A ex-atriz saiu de cena em 1991, após a novela Meu Bem, Meu Mal. Casada com o ator Cássio Gabus Mendes, fez um curso de psicologia e atende vítimas de violência. Foi agora fotografada em público. Tornou-se um dos assuntos do dia no Brasil

Em 1985 participou no histórico Roque Santeiro, como filha de Sinhozinho Malta, em 1988 protagonizou outro marco da TV Globo, Tieta, e pelo meio brilhou como a jornalista Solange Duprat, cuja franja as jovens brasileiras quiseram imitar, noutro megaêxito, Vale Tudo. De sucesso em sucesso ao longo de 17 anos de carreira, chegou em 1990, com 30 anos, a Meu Bem, Meu Mal, onde fez par romântico de Cássio Gabus Mendes, o seu marido na vida real desde Vale Tudo. De então para cá, nada de Lídia Brondi no teatro, na televisão ou no cinema. Até que neste fim de semana se deixou fotografar em público - foi um acontecimento.

No Brasil, começou a constar nos anos 1990 que a ex-atriz sofria de ataques de pânico, o assunto chegou às revistas cor-de-rosa e tornou-se verdade absoluta. Ela, no entanto, nega. "Já me habituei a ouvir as pessoas dizerem que eu estava doente, que eu "pirei", que eu tinha síndrome do pânico e até que tinha morrido, mas simplesmente cansei-me de trabalhar em televisão", afirmou em 2002 à imprensa, quando foi vista por breves minutos no Sambódromo de São Paulo a assistir ao desfile das escolas de samba.

Em 2013, após formalizar a longa relação com Gabus Mendes, divulgou uma foto do casamento, celebrado pelo pai dela, Jonas Resende, que é pastor evangélico. E agora surgiu ao lado do marido num restaurante francês de São Paulo num registo feito pelos funcionários do estabelecimento. A imagem chegou ao portal UOL e foi a mais comentada daquele dia.
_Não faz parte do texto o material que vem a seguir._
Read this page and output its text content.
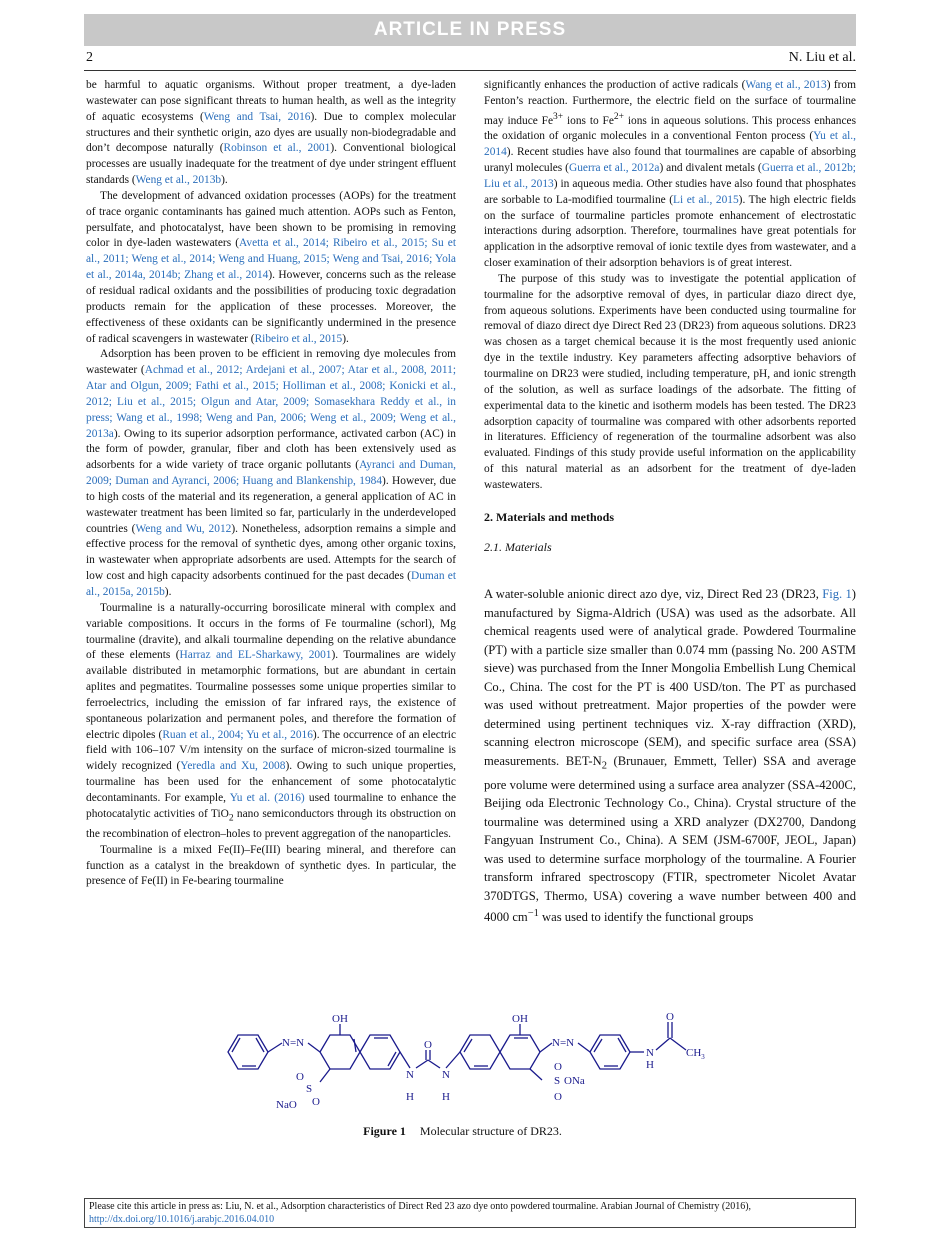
ARTICLE IN PRESS
2	N. Liu et al.

be harmful to aquatic organisms. Without proper treatment, a dye-laden wastewater can pose significant threats to human health, as well as the integrity of aquatic ecosystems (Weng and Tsai, 2016). Due to complex molecular structures and their synthetic origin, azo dyes are usually non-biodegradable and don’t decompose naturally (Robinson et al., 2001). Conventional biological processes are usually inadequate for the treatment of dye under stringent effluent standards (Weng et al., 2013b).

The development of advanced oxidation processes (AOPs) for the treatment of trace organic contaminants has gained much attention. AOPs such as Fenton, persulfate, and photocatalyst, have been shown to be promising in removing color in dye-laden wastewaters (Avetta et al., 2014; Ribeiro et al., 2015; Su et al., 2011; Weng et al., 2014; Weng and Huang, 2015; Weng and Tsai, 2016; Yola et al., 2014a, 2014b; Zhang et al., 2014). However, concerns such as the release of residual radical oxidants and the possibilities of producing toxic degradation products remain for the application of these processes. Moreover, the effectiveness of these oxidants can be significantly undermined in the presence of radical scavengers in wastewater (Ribeiro et al., 2015).

Adsorption has been proven to be efficient in removing dye molecules from wastewater (Achmad et al., 2012; Ardejani et al., 2007; Atar et al., 2008, 2011; Atar and Olgun, 2009; Fathi et al., 2015; Holliman et al., 2008; Konicki et al., 2012; Liu et al., 2015; Olgun and Atar, 2009; Somasekhara Reddy et al., in press; Wang et al., 1998; Weng and Pan, 2006; Weng et al., 2009; Weng et al., 2013a). Owing to its superior adsorption performance, activated carbon (AC) in the form of powder, granular, fiber and cloth has been extensively used as adsorbents for a wide variety of trace organic pollutants (Ayranci and Duman, 2009; Duman and Ayranci, 2006; Huang and Blankenship, 1984). However, due to high costs of the material and its regeneration, a general application of AC in wastewater treatment has been limited so far, particularly in the underdeveloped countries (Weng and Wu, 2012). Nonetheless, adsorption remains a simple and effective process for the removal of synthetic dyes, among other organic toxins, in wastewater when appropriate adsorbents are used. Attempts for the search of low cost and high capacity adsorbents continued for the past decades (Duman et al., 2015a, 2015b).

Tourmaline is a naturally-occurring borosilicate mineral with complex and variable compositions. It occurs in the forms of Fe tourmaline (schorl), Mg tourmaline (dravite), and alkali tourmaline depending on the relative abundance of these elements (Harraz and EL-Sharkawy, 2001). Tourmalines are widely available distributed in metamorphic formations, but are abundant in certain aplites and pegmatites. Tourmaline possesses some unique properties similar to ferroelectrics, including the emission of far infrared rays, the existence of spontaneous polarization and permanent poles, and therefore the formation of electric dipoles (Ruan et al., 2004; Yu et al., 2016). The occurrence of an electric field with 106–107 V/m intensity on the surface of micron-sized tourmaline is widely recognized (Yeredla and Xu, 2008). Owing to such unique properties, tourmaline has been used for the enhancement of some photocatalytic decontaminants. For example, Yu et al. (2016) used tourmaline to enhance the photocatalytic activities of TiO$_2$ nano semiconductors through its obstruction on the recombination of electron–holes to prevent aggregation of the nanoparticles.

Tourmaline is a mixed Fe(II)–Fe(III) bearing mineral, and therefore can function as a catalyst in the breakdown of synthetic dyes. In particular, the presence of Fe(II) in Fe-bearing tourmaline

significantly enhances the production of active radicals (Wang et al., 2013) from Fenton’s reaction. Furthermore, the electric field on the surface of tourmaline may induce $Fe^{3+}$ ions to $Fe^{2+}$ ions in aqueous solutions. This process enhances the oxidation of organic molecules in a conventional Fenton process (Yu et al., 2014). Recent studies have also found that tourmalines are capable of absorbing uranyl molecules (Guerra et al., 2012a) and divalent metals (Guerra et al., 2012b; Liu et al., 2013) in aqueous media. Other studies have also found that phosphates are sorbable to La-modified tourmaline (Li et al., 2015). The high electric fields on the surface of tourmaline particles promote enhancement of electrostatic interactions during adsorption. Therefore, tourmalines have great potentials for application in the adsorptive removal of ionic textile dyes from wastewater, and a closer examination of their adsorption behaviors is of great interest.

The purpose of this study was to investigate the potential application of tourmaline for the adsorptive removal of dyes, in particular diazo direct dye, from aqueous solutions. Experiments have been conducted using tourmaline for removal of diazo direct dye Direct Red 23 (DR23) from aqueous solutions. DR23 was chosen as a target chemical because it is the most frequently used anionic dye in the textile industry. Key parameters affecting adsorptive behaviors of tourmaline on DR23 were studied, including temperature, pH, and ionic strength of the solution, as well as surface loadings of the adsorbate. The fitting of experimental data to the kinetic and isotherm models has been tested. The DR23 adsorption capacity of tourmaline was compared with other adsorbents reported in literatures. Efficiency of regeneration of the tourmaline adsorbent was also evaluated. Findings of this study provide useful information on the applicability of this natural material as an adsorbent for the treatment of dye-laden wastewaters.

2. Materials and methods
2.1. Materials

A water-soluble anionic direct azo dye, viz, Direct Red 23 (DR23, Fig. 1) manufactured by Sigma-Aldrich (USA) was used as the adsorbate. All chemical reagents used were of analytical grade. Powdered Tourmaline (PT) with a particle size smaller than 0.074 mm (passing No. 200 ASTM sieve) was purchased from the Inner Mongolia Embellish Lung Chemical Co., China. The cost for the PT is 400 USD/ton. The PT as purchased was used without pretreatment. Major properties of the powder were determined using pertinent techniques viz. X-ray diffraction (XRD), scanning electron microscope (SEM), and specific surface area (SSA) measurements. BET-$N_2$ (Brunauer, Emmett, Teller) SSA and average pore volume were determined using a surface area analyzer (SSA-4200C, Beijing oda Electronic Technology Co., China). Crystal structure of the tourmaline was determined using a XRD analyzer (DX2700, Dandong Fangyuan Instrument Co., China). A SEM (JSM-6700F, JEOL, Japan) was used to determine surface morphology of the tourmaline. A Fourier transform infrared spectroscopy (FTIR, spectrometer Nicolet Avatar 370DTGS, Thermo, USA) covering a wave number between 400 and 4000 $cm^{-1}$ was used to identify the functional groups

N=N
OH
O
S
O
NaO
N
H
O
N
H
OH
N=N
O
S ONa
O
N
H
O
$CH_3$
Figure 1 Molecular structure of DR23.
Please cite this article in press as: Liu, N. et al., Adsorption characteristics of Direct Red 23 azo dye onto powdered tourmaline. Arabian Journal of Chemistry (2016),
http://dx.doi.org/10.1016/j.arabjc.2016.04.010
Ao contrário de Ana Paula Arósio, outra atriz com a chamada "síndrome de Greta Garbo", numa alusão à atriz sueca que se autoexilou a partir dos anos 40, Lídia encerrou definitivamente a carreira artística e mudou de profissão. Formou-se em 2002 em psicologia pela Pontifí-cia Universidade Católica (PUC), atende num consultório próprio como Dra. Lídia Rezende (Brondi é o apelido materno, Rezende o pa-terno) e faz parte do projeto Prove, programa de atendimento a vítimas de violência social, urbana e doméstica da Universidade Federal de São Paulo.

"Não, ela não "passa texto" comigo em casa, não se anima, está mesmo noutra vibe", disse Gabus Mendes, que continua em plena atividade como ator, sobre a mulher durante uma curta entrevista à revista Época há dois meses. O casal não tem filhos em conjunto mas Lídia, que faz 56 anos no dia 29, é mãe de Isadora, de 31, fruto do seu casamento com o realizador Ricardo Waddington.
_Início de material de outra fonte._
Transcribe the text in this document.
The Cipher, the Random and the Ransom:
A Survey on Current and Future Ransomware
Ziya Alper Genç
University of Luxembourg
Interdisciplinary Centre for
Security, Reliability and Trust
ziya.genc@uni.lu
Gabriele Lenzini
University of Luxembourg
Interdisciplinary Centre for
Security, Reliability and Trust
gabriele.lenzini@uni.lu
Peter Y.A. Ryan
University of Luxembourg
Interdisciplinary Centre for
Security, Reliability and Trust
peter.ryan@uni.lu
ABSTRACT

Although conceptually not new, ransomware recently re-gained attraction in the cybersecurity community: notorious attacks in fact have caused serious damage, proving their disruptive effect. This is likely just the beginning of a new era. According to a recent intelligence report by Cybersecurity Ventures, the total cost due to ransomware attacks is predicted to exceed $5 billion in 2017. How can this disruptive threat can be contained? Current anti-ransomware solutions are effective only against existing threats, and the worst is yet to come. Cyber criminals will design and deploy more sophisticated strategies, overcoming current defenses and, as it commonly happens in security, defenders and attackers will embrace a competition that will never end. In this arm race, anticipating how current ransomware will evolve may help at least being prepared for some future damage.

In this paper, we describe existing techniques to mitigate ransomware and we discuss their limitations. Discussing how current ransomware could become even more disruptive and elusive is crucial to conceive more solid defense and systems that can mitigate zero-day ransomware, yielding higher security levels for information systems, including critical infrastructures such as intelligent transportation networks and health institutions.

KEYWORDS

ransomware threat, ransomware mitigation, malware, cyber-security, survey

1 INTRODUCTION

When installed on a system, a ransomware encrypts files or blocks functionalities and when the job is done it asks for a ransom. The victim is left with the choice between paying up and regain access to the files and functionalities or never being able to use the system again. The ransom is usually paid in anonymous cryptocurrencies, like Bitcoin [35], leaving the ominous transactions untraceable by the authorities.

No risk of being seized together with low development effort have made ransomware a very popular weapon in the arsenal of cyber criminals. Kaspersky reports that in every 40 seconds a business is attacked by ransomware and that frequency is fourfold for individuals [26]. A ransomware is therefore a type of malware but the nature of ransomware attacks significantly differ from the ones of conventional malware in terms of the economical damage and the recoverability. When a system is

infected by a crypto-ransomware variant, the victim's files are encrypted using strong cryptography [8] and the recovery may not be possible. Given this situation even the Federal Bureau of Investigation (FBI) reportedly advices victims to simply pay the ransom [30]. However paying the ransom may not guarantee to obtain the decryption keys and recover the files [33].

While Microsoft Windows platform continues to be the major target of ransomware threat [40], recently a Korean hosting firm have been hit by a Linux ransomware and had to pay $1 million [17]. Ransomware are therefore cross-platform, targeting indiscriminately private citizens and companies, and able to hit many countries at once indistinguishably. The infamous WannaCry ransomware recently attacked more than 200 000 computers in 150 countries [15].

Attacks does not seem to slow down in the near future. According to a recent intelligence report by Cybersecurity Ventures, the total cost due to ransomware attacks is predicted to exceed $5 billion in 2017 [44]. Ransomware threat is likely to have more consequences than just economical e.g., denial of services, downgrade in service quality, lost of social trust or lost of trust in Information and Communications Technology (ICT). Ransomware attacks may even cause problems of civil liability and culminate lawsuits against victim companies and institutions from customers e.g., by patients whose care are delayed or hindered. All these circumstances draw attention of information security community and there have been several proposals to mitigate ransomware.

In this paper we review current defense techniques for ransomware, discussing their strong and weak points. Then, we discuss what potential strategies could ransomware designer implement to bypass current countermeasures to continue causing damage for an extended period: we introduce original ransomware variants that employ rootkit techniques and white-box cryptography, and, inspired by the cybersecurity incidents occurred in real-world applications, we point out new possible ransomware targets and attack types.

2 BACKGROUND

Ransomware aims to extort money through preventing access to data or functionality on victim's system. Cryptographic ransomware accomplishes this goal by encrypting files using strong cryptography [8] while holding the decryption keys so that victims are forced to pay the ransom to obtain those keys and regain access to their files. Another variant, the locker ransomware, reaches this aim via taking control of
Brondi estreou-se em 1975, ainda adolescente, na novela O Grito, mas tornou-se nacionalmente conhecida em 1978 com Dancin" Days, para depois colecionar sucessos. Foi duas vezes capa da Playboy, numa delas, em 1987, auge do êxito, com direito a suplemento.

"Ela simplesmente já não foge das câmaras mas não as persegue. Como explicar isso aos participantes do Big Brother e às centenas de candidatos a subcelebridades?", resumiu o colunista do UOL Tony Goes.